Como as empresas devem responder a esse retrocesso catastrófico? As equipes de gestão têm à disposição uma gama de respostas estratégicas; elas podem sair ou se esconder, e podem lutar ou fomentar. Retrocessos não são um fenômeno novo que surgiu com o segundo governo Trump. As empresas devem aprender com o passado e pensar no longo prazo: em outros períodos de retrocesso, líderes se distinguiram daqueles que praticavam greenwashing. A pandemia de covid-19 também foi um período de retrocesso, durante o qual muitos indicadores dos ODS foram revertidos, inúmeras pessoas foram levadas à pobreza extrema e a desigualdade de gênero aumentou. Alguns CEOs reduziram seus próprios salários para cobrir os salários dos funcionários, enquanto outros receberam bônus generosos antes de declarar falência. Apesar dos retrocessos causados pela pandemia, muitas empresas aumentaram suas ambições climáticas, e o assassinato de George Floyd, um homem negro, por um policial na cidade de Minneapolis em maio de 2020 aumentou a conscientização e o compromisso com a justiça racial.
Esse período de retrocesso vai evidenciar quais fundos estão realmente comprometidos com o investimento responsável e os aportes financeiros migrarão para aqueles que continuarem atuando dessa forma. Em tempos de retrocessos na sustentabilidade, está ficando evidente quem são as lideranças reais – aquelas que mantêm ou até aumentam seus compromissos quando o cenário se torna adverso.
Debandada.
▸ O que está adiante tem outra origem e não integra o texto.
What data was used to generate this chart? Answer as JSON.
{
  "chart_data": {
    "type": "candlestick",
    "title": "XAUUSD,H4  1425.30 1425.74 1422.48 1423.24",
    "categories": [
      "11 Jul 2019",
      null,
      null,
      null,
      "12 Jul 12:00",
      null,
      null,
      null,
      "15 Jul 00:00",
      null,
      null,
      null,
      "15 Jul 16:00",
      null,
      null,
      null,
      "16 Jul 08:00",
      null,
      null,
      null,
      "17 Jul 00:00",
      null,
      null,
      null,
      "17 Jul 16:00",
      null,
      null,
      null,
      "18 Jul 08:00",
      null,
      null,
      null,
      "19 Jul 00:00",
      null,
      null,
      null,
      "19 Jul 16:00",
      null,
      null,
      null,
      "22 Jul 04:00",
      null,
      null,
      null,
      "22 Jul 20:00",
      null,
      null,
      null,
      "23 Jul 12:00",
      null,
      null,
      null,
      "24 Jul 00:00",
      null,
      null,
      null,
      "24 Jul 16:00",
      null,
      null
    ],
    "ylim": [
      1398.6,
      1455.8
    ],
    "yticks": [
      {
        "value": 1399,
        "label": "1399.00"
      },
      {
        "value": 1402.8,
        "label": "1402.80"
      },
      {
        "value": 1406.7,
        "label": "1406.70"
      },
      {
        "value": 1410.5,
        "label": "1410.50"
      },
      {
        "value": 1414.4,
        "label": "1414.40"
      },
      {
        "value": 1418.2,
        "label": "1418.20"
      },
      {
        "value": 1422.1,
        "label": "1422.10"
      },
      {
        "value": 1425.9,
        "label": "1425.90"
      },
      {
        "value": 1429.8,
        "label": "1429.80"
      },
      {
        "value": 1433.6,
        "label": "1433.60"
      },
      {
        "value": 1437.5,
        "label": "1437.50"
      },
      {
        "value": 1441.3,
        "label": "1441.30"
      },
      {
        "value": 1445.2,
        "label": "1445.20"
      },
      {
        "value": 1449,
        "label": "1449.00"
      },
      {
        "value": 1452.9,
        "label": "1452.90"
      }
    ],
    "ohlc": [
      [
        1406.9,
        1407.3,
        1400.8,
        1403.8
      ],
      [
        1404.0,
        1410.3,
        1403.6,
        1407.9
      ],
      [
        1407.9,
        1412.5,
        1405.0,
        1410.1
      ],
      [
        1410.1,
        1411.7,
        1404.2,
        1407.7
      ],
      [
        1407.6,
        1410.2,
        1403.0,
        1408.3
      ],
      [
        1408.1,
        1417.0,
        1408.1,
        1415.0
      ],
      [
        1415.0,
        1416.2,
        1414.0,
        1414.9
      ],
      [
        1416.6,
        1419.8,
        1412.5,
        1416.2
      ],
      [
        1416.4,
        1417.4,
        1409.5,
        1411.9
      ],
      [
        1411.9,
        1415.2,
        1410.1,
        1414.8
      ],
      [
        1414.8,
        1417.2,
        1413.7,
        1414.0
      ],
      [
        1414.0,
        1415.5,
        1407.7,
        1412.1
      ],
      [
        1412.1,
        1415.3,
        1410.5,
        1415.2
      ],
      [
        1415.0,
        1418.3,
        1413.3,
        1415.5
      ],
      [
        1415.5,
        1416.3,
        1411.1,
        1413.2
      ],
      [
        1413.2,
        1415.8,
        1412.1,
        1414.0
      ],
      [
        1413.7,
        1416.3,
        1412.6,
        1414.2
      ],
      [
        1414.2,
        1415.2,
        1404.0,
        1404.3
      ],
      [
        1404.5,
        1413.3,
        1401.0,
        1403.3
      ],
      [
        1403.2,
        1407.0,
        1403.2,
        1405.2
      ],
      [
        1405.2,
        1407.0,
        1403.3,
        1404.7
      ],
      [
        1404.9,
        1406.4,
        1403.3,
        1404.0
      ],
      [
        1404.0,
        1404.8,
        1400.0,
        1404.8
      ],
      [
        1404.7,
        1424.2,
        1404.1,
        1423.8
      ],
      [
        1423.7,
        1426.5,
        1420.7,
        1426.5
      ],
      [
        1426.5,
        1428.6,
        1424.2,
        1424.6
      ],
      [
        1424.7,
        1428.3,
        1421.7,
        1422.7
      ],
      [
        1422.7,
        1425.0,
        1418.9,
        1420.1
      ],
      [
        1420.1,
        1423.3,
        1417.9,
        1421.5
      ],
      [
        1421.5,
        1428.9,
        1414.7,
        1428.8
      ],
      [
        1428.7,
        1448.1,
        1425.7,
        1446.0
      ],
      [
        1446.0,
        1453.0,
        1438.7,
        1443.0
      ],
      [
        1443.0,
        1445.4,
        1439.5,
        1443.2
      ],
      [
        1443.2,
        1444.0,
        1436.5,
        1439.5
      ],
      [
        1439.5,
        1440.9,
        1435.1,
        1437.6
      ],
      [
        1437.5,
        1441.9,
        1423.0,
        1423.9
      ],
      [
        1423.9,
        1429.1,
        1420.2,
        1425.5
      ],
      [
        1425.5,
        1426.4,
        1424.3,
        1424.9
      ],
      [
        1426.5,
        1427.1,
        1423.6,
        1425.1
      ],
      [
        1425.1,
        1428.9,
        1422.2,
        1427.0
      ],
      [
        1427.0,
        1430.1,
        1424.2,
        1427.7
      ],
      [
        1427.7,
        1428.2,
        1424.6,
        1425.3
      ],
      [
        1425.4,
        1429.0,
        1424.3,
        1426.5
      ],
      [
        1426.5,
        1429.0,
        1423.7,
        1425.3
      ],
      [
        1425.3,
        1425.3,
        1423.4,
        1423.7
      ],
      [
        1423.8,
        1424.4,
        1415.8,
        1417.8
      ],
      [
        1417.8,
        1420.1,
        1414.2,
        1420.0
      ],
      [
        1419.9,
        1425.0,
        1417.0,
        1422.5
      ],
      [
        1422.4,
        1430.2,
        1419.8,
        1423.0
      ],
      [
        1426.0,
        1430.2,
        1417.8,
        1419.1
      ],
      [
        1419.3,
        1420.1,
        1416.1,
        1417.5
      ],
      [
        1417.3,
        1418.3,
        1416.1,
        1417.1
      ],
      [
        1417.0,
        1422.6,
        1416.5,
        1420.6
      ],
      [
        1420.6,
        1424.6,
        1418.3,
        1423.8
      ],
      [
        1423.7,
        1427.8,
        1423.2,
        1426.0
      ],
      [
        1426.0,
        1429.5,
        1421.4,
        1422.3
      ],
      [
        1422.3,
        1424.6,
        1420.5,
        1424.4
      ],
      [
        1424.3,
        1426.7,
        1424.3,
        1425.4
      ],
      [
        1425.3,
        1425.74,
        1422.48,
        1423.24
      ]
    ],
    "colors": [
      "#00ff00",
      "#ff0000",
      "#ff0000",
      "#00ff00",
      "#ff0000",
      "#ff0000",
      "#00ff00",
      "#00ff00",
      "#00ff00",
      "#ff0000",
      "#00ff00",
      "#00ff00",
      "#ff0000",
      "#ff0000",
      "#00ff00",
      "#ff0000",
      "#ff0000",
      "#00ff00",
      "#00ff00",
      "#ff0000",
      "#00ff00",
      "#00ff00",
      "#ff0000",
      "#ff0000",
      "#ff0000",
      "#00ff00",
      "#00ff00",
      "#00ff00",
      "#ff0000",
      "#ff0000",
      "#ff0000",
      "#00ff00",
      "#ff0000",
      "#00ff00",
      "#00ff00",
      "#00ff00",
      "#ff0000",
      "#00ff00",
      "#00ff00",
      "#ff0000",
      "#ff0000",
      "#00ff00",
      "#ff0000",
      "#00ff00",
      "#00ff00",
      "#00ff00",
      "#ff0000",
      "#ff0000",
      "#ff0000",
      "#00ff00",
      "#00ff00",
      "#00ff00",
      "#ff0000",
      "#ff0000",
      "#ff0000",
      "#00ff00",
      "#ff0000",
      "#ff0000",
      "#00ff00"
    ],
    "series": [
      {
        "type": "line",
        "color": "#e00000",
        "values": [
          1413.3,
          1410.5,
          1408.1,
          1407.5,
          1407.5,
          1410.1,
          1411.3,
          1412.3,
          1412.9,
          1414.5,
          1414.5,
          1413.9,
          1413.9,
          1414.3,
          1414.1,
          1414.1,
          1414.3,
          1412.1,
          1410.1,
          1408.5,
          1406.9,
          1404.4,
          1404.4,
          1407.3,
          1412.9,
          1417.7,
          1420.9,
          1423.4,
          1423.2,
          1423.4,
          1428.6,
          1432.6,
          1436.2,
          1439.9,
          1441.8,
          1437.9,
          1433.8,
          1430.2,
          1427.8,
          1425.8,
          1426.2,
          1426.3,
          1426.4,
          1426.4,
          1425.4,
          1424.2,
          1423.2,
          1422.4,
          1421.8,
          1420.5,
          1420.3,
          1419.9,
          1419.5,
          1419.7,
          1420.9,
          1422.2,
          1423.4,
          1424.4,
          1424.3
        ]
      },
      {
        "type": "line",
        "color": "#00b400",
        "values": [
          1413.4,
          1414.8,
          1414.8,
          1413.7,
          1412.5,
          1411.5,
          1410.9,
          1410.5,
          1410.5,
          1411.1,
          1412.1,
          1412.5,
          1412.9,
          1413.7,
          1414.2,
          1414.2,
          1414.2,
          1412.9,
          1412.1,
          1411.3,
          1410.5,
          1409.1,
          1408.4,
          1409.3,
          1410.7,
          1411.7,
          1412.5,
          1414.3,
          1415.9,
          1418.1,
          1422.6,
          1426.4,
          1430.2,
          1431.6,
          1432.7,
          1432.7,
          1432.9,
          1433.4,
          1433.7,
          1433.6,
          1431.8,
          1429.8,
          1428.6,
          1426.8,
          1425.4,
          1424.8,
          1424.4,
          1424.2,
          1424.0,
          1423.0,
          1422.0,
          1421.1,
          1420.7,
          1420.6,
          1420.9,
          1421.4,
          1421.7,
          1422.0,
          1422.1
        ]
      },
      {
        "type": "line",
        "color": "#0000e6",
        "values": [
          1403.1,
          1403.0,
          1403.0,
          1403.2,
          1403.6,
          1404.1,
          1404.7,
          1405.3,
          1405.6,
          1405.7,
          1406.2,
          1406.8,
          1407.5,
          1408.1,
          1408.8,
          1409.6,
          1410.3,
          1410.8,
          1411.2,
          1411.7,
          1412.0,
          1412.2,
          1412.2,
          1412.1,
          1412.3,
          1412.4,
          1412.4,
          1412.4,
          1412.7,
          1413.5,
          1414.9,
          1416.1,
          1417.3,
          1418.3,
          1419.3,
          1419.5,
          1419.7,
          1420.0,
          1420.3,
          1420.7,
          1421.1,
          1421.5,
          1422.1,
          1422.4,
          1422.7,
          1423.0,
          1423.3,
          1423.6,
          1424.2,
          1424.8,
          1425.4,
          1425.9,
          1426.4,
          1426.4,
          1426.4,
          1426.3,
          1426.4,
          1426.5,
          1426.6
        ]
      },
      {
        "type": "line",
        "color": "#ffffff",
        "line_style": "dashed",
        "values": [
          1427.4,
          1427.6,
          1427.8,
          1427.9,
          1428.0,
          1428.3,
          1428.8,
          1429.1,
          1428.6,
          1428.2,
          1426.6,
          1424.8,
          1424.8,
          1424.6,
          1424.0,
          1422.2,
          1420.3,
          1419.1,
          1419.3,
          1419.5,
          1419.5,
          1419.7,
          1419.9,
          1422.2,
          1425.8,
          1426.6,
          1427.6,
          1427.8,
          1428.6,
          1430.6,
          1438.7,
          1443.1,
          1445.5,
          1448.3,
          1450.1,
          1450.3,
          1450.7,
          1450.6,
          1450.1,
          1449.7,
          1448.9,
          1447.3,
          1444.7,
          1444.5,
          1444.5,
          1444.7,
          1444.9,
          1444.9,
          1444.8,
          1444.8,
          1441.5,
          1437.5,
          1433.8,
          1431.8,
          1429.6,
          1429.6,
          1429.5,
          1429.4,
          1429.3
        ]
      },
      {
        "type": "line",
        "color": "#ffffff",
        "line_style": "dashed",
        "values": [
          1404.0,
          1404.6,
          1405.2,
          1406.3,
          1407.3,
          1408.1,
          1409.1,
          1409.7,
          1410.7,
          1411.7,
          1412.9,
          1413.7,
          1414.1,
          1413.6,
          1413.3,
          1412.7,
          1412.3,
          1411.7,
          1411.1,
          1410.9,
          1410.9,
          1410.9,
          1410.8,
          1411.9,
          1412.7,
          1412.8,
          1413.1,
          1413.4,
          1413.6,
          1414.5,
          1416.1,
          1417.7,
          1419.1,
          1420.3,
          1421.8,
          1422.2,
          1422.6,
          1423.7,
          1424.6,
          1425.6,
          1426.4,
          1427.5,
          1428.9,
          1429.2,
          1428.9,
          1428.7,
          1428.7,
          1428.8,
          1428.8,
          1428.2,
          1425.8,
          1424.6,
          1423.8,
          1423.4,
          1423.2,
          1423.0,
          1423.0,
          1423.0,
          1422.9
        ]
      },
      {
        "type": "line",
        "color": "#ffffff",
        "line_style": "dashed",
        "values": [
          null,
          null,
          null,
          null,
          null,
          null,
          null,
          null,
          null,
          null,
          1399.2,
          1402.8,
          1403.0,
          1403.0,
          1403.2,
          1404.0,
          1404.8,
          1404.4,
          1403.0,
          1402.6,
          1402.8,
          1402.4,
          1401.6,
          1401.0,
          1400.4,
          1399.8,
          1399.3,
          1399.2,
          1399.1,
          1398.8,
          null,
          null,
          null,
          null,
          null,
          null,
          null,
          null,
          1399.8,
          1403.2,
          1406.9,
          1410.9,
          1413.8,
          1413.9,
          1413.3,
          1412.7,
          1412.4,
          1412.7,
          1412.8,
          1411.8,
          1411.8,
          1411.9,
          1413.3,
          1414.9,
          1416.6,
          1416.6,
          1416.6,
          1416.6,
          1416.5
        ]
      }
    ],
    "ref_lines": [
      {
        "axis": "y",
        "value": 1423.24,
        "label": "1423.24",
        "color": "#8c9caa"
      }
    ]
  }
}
Muitas empresas estão abandonando alianças setoriais ou descontinuando metas e programas corporativos de sustentabilidade. Wells Fargo, Bank of America e Morgan Stanley já deixaram a Net Zero Banking Alliance, citando pressões políticas e preocupações jurídicas; BP e HSBC reduziram suas metas de emissões líquidas zero, refletindo uma tendência mais ampla de enfraquecimento dos compromissos corporativos com a sustentabilidade diante de mudanças políticas e econômicas. Walmart, John Deere e Ford recuaram ou eliminaram metas formais, programas e iniciativas relacionados à diversidade, em resposta a pressões de ativistas conservadores. A Meta também está encerrando algumas práticas de DEI, e seu CEO, Mark Zuckerberg, argumentou que a empresa, assim como outras corporações, precisa de “mais energia masculina”. As gigantes da gestão de ativos BlackRock e Vanguard suspenderam seu apoio a propostas relacionadas a questões ambientais, sociais e de governança (ESG).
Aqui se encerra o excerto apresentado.